La joven apenas notó cuando un médico de cabello gris y expresión tranquila se le acercó.
—¿Eres la nieta de Lucia Valenti?
Carmina asintió rápidamente, poniéndose de pie.
—Sí, soy yo. ¿Cómo está?
El médico esbozó una leve sonrisa.
—Tu abuela está estable. Parece que tuvo una caída por un episodio de hipotensión. Vamos a mantenerla en observación por la noche, pero estará bien. Lo más importante será asegurarse de que descanse y siga una dieta adecuada para evitar esto en el futuro.
Carmina soltó un suspiro que ni siquiera sabía que estaba conteniendo.
—Gracias, doctor. ¿Puedo verla?
El médico asintió y la guió a una pequeña sala. Allí estaba Lucia, recostada en una camilla, con una expresión más relajada. Cuando Carmina entró, su abuela abrió los ojos y sonrió suavemente.
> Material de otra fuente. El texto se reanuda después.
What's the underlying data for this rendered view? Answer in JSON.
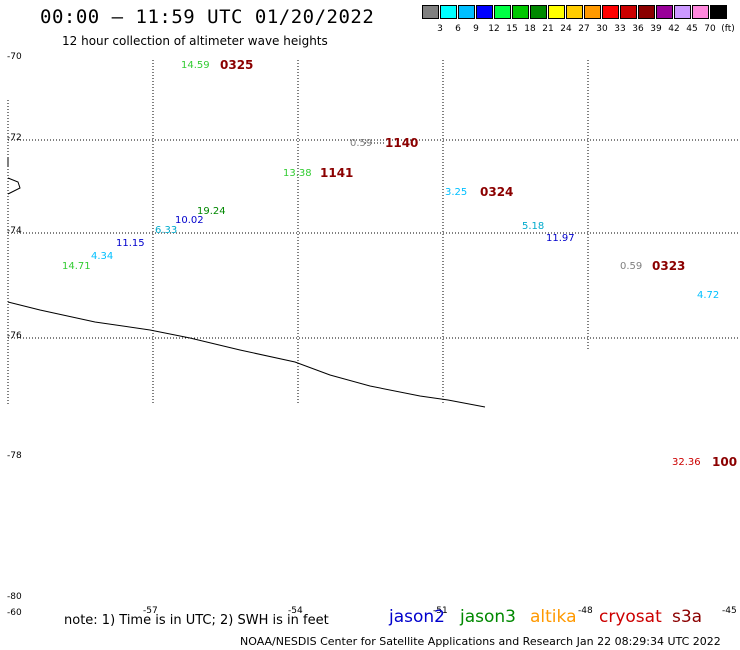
{
  "header": {
    "title": "00:00 – 11:59 UTC 01/20/2022",
    "subtitle": "12 hour collection of altimeter wave heights"
  },
  "legend": {
    "unit": "(ft)",
    "colors": [
      "#808080",
      "#00ffff",
      "#00bfff",
      "#0000ff",
      "#00ff44",
      "#00c800",
      "#008800",
      "#ffff00",
      "#ffcc00",
      "#ff9900",
      "#ff0000",
      "#cc0000",
      "#8b0000",
      "#990099",
      "#cc99ff",
      "#ff88dd",
      "#000000"
    ],
    "labels": [
      "3",
      "6",
      "9",
      "12",
      "15",
      "18",
      "21",
      "24",
      "27",
      "30",
      "33",
      "36",
      "39",
      "42",
      "45",
      "70"
    ]
  },
  "latitudes": [
    "-70",
    "-72",
    "-74",
    "-76",
    "-78",
    "-80",
    "-60"
  ],
  "longitudes": [
    "-57",
    "-54",
    "-51",
    "-48",
    "-45"
  ],
  "observations": [
    {
      "text": "14.59",
      "color": "#33cc33"
    },
    {
      "text": "0.59",
      "color": "#808080"
    },
    {
      "text": "13.38",
      "color": "#33cc33"
    },
    {
      "text": "3.25",
      "color": "#00bfff"
    },
    {
      "text": "19.24",
      "color": "#008800"
    },
    {
      "text": "10.02",
      "color": "#0000cc"
    },
    {
      "text": "6.33",
      "color": "#00aacc"
    },
    {
      "text": "11.15",
      "color": "#0000cc"
    },
    {
      "text": "4.34",
      "color": "#00bfff"
    },
    {
      "text": "14.71",
      "color": "#33cc33"
    },
    {
      "text": "5.18",
      "color": "#00aacc"
    },
    {
      "text": "11.97",
      "color": "#0000cc"
    },
    {
      "text": "0.59",
      "color": "#808080"
    },
    {
      "text": "4.72",
      "color": "#00bfff"
    },
    {
      "text": "32.36",
      "color": "#cc0000"
    }
  ],
  "pass_times": [
    "0325",
    "1140",
    "1141",
    "0324",
    "0323",
    "100"
  ],
  "note": "note: 1) Time is in UTC; 2) SWH is in feet",
  "satellites": [
    {
      "name": "jason2",
      "color": "#0000cc"
    },
    {
      "name": "jason3",
      "color": "#008800"
    },
    {
      "name": "altika",
      "color": "#ff9900"
    },
    {
      "name": "cryosat",
      "color": "#cc0000"
    },
    {
      "name": "s3a",
      "color": "#8b0000"
    }
  ],
  "footer": "NOAA/NESDIS Center for Satellite Applications and Research    Jan 22 08:29:34 UTC 2022"
}
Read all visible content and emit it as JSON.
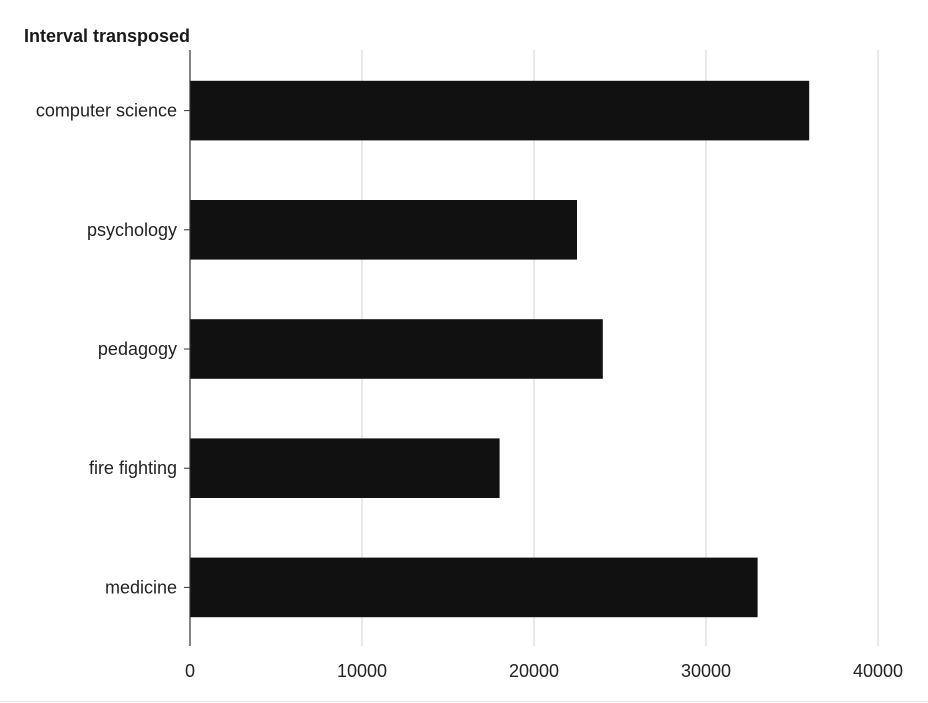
{
  "chart_data": {
    "type": "bar",
    "orientation": "horizontal",
    "title": "Interval transposed",
    "xlabel": "",
    "ylabel": "",
    "categories": [
      "computer science",
      "psychology",
      "pedagogy",
      "fire fighting",
      "medicine"
    ],
    "values": [
      36000,
      22500,
      24000,
      18000,
      33000
    ],
    "xlim": [
      0,
      40000
    ],
    "x_ticks": [
      0,
      10000,
      20000,
      30000,
      40000
    ],
    "x_tick_labels": [
      "0",
      "10000",
      "20000",
      "30000",
      "40000"
    ],
    "grid": "vertical",
    "colors": {
      "bar": "#111111",
      "grid": "#d0d0d0",
      "axis": "#333333",
      "text": "#222222"
    }
  }
}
—Te dije que no era nada —bromeó con voz ronca.
Carmina se dejó caer en la silla junto a ella, tomando su mano con cuidado.
—Nonna, casi me das un infarto. Si esto es "nada", no quiero imaginar cómo sería algo serio.
Lucia rió, un sonido suave que alivió un poco la tensión en el pecho de Carmina.
—Sabes, niña... eres muy fuerte. Más de lo que yo era a tu edad. Estoy orgullosa de ti.
Las palabras sorprendieron a Carmina, quien sintió un nudo en la garganta. Esa noche, mientras miraba a su abuela descansar, tomó una decisión silenciosa: haría todo lo posible para cuidar de Lucia, incluso si eso significaba replantear la vida que estaba llevando. No iba a perder a la persona que más amaba.
Las luces del hospital parpadearon débilmente, pero Carmina, por primera vez en mucho tiempo, sintió que podía ver con claridad.